Ganar es perder un poco
Cuando el Real Madrid superó en juego al Barcelona y empató el partido con gran peligro de hundimiento del equipo azulgrana cambié el sonido de la retransmisión. De chico cruzaba los dedos, me encomendaba a algún dios desconocido y cerraba los ojos ante el transistor desde el que me hablaban Matías Prats o Miguel Ángel Valdivieso. Lo que quería era apagar la realidad, hacer que mis colores, los del Barça, superaran el maleficio que una delantera todopoderosa, en la que estaban Di Stéfano y Gento, dejara de arrojar sombra sobre mi corazón.
Ha vuelto a ocurrirme y me pasó concretamente el domingo por la noche, cuando el Madrid dispuso en los aledaños del área azulgrana a este jugador tan sutil que se llama Karim Benzema. Fue un vendaval en el que no importaba ya que no estuvieran ni Gento ni Di Stéfano, pues en la memoria ya eran igualmente letales esos otros nombres propios de ahora, Cristiano, Benzema, Bale... Los aficionados padecemos el recuerdo de los malos momentos, y aunque las cosas vayan bien (ese benéfico 1-0 que anotó Mathieu) a los que sufrimos la experiencia de haber perdido ante el mismo equipo nos regresan los miedos con los nombres y los fantasmas que nos asustaban.
El desastre vivió en mí hasta el último suspiro, que además fue mi último suspiro de miedo
Ahora no cruzo los dedos, ni me encomiendo a un dios inexistente; ahora cambio de sintonía, tan solo por la superstición de que quizá es la voz de la radio (o de la televisión) la que produce el maleficio. Y, lo que son las cosas, cuando hice ese cambio, cuando dejé de oír una voz para escuchar la otra (no diré cuál apagué, cuál encendí: no sería justo con esas voces) fue cuando estuvo a punto de marcar el Madrid otra vez para deshacer el discreto encanto que vivíamos hasta entonces los azulgrana. Alves dio un pase maravilloso y raro (pues desde hace siglos Alves pasa siempre al enemigo), lo recogió en la línea de puntos el prodigioso, y laborioso, Luis Suárez, se adentró en el peligro ajeno e hizo el milagro de levantarme el ánimo.

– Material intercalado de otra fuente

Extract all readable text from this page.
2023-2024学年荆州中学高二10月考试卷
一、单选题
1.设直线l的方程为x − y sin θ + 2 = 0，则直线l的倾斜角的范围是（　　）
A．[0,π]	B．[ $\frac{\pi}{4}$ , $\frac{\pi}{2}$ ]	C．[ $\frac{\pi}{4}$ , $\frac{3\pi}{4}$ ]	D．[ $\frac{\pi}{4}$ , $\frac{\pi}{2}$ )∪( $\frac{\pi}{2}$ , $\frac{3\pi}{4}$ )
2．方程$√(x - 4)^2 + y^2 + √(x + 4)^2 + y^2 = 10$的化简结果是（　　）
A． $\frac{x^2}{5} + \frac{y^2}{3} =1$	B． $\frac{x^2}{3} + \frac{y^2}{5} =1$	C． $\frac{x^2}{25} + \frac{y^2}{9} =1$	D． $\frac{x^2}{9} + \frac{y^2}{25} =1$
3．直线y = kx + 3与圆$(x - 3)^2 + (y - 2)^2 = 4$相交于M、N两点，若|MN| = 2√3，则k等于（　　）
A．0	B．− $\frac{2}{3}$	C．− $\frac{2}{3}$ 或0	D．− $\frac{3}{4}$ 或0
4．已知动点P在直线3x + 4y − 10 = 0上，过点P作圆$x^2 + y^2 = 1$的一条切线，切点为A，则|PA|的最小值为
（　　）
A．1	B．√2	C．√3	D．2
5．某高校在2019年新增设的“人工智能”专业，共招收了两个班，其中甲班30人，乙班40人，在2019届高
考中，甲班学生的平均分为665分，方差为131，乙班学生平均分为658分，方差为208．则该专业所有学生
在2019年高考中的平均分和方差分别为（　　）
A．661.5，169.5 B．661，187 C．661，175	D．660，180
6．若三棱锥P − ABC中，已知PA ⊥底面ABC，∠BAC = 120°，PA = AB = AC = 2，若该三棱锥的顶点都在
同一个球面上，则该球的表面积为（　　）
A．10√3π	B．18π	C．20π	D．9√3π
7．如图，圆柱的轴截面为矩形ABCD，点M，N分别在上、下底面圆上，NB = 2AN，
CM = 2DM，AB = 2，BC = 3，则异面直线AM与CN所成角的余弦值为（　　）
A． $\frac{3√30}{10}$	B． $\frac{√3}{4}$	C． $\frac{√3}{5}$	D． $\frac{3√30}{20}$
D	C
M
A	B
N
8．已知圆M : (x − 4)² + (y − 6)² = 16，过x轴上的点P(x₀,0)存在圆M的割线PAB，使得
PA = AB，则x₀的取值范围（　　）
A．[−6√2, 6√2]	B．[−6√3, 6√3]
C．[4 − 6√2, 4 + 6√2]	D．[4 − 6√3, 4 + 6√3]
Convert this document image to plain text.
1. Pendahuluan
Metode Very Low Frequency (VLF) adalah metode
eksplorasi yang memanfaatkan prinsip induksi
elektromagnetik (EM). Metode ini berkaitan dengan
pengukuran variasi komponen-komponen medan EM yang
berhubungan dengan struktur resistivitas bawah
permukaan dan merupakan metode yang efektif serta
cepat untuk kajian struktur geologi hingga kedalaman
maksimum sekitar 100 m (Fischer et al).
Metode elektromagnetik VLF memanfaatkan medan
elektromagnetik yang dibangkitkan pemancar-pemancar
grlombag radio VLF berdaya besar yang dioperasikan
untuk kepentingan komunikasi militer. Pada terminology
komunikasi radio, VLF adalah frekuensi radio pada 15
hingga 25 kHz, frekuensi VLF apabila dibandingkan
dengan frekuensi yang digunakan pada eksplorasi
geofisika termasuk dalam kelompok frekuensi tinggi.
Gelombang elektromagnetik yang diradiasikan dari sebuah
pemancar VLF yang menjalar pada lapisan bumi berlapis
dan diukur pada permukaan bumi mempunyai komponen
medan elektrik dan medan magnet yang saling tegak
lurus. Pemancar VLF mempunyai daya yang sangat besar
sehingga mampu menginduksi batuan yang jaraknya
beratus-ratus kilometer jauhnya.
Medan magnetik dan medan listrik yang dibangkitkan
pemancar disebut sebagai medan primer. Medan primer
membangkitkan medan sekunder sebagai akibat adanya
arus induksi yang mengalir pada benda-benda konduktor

Entonces atribuí el pase raro y el remate flojo pero cabrón de Luis Suárez, y en definitiva el gol de la supervivencia, a ese momento exacto en que me dije: a ver si cambiando de dial cambio también la suerte del equipo. Pues el fútbol es una voluntad que agita la melancolía de perder. Desde que comenzó este encuentro, que vi en casa, con el poeta Julio Llamazares, el autor de Memoria de la nieve, sentí la grave melancolía que nos da la inclemente incertidumbre del fútbol. No sabes qué va a pasar, a pesar de que antes del encuentro apuestes y te hagas el chulo entorpeciendo los deseos de tus adversarios con tus propios deseos exacerbados. No es cierto que estés seguro de nada, ni nada se puede dar por seguro ni en la vida ni en el fútbol; los que exhiben certeza esconden también su miedo en las entretelas de su alma, y no dicen a las claras qué amuletos usan para engañarse diciendo que van a ganar, cuando todo el rato, y por dentro, van perdiendo.
Yo fui perdiendo hasta que el árbitro pitó el final, pues el 2-1 me parecía que era perder un poco, y estuvimos a punto de empatar y hubiera sido un desastre. Pero ese desastre vivió en mí hasta el último suspiro que fue, además, mi último suspiro de miedo. Uf, qué mal lo pasé, sinceramente.